University IT director has a brainstorm to stop students from downloading songs from the Internet: All dormitory networks will be capped at 100Kbit/sec. instead of 100Mbit/sec. "It certainly made downloading anything impossible for students," says an IT pilot fish there. "It also cut communications that controlled heating and cooling. And made the access card readers at the doors stop working.

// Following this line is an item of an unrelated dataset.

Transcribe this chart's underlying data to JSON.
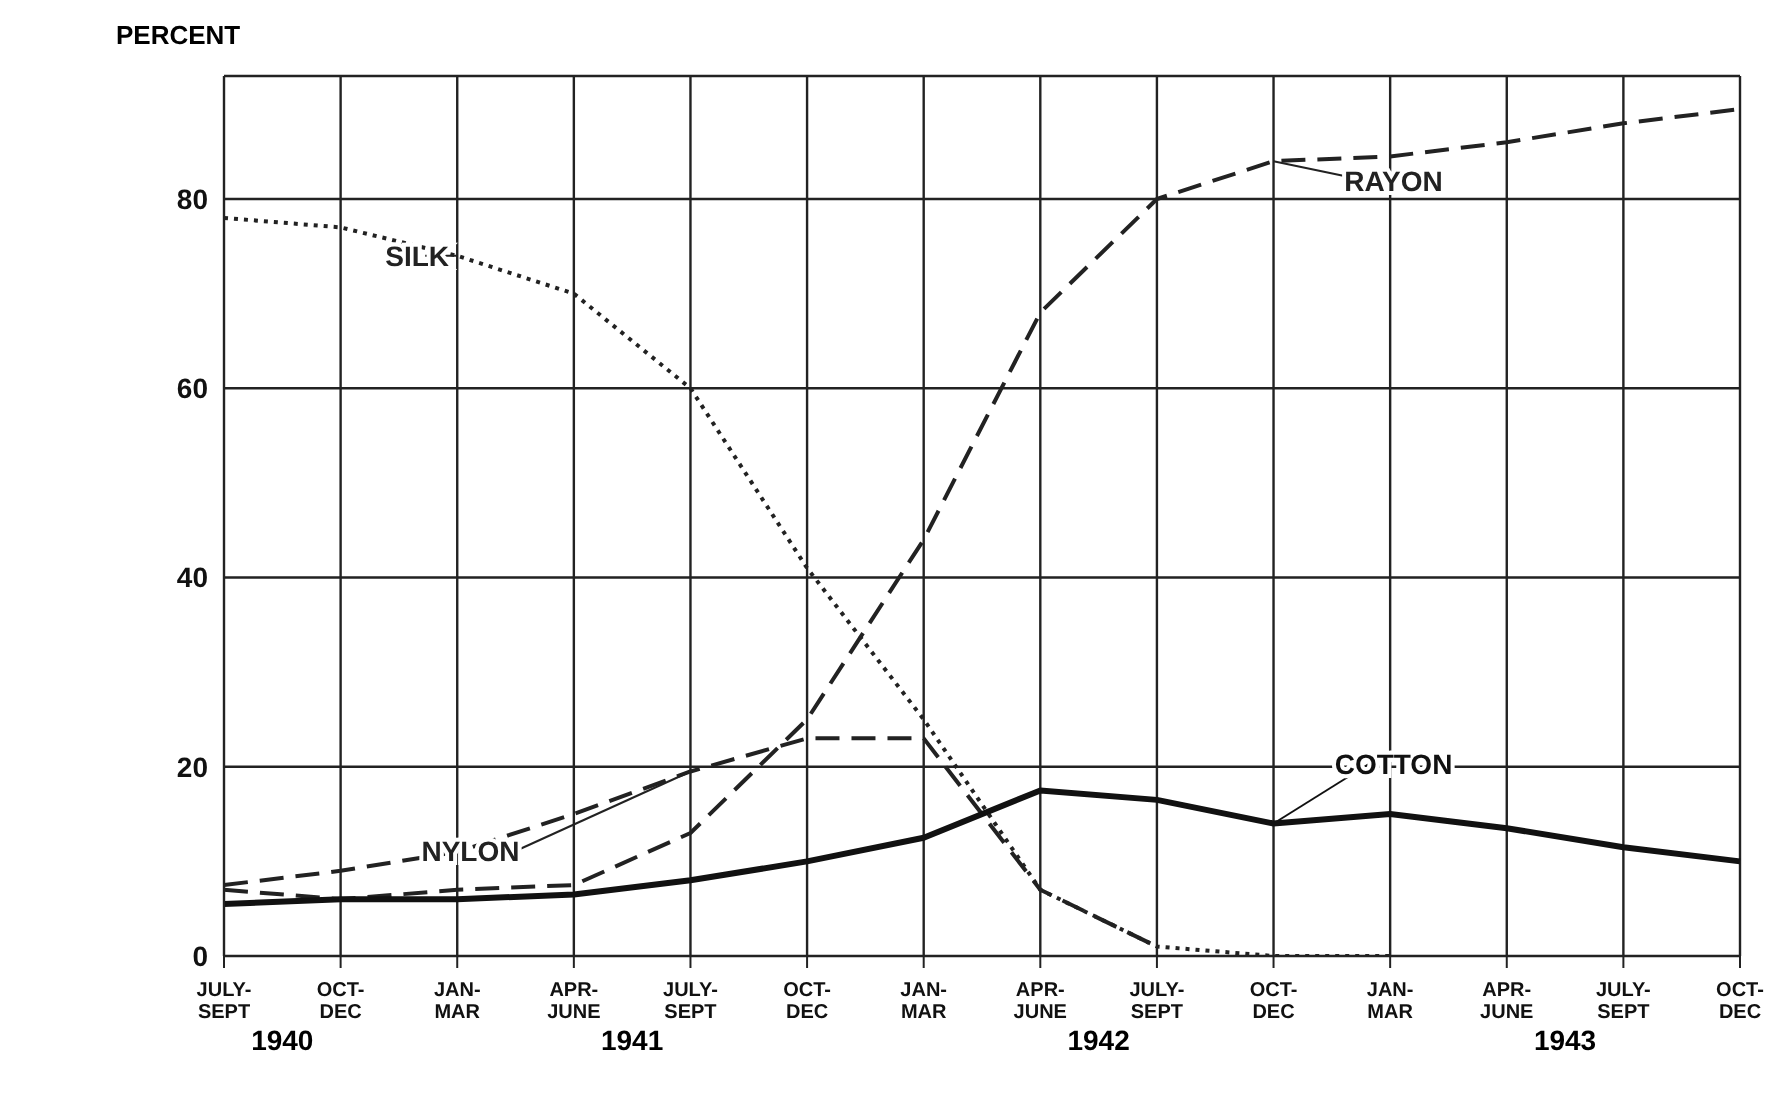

And the parking lot access card readers. And the dining services computers. And he instituted the change Friday afternoon. The cap was lifted Monday morning."

No frills

Users are very happy with a database maintenance program this pilot fish supports, and he comes up with a very practical enhancement: animated cursors to indicate during long-running operations that the program hasn't frozen. Boss's response: "No." But why? asks fish. "We only want to provide the basics," boss says. "We don't want to overdeliver."

Better than sex

Sysadmin pilot fish sends out a notice that one server will be down for maintenance over the weekend. "For two days I got a lot of receipts showing that my e-mail was deleted before being read," fish reports. "So I sent out the message again. Subject line: 'Found a wallet full of money in the parking lot!!!!' First line of my e-mail: 'Now that I have your attention...' This time, everyone read the message."

Managing up

Pilot fish has installed new antivirus software everywhere except on two PCs: one at the company president's home and one at his vacation house. Prez has no trouble following fish's instructions for the PC at home, but a month later, fish gets a call from the vacation house. "I've tried and tried, and I can't find the files to install it," prez says. Let's go one step at a time, says fish. First, make sure the CD is in the CD drive. Pause. "Yeah, that would probably work," says prez. "I'll call back if I need anything else."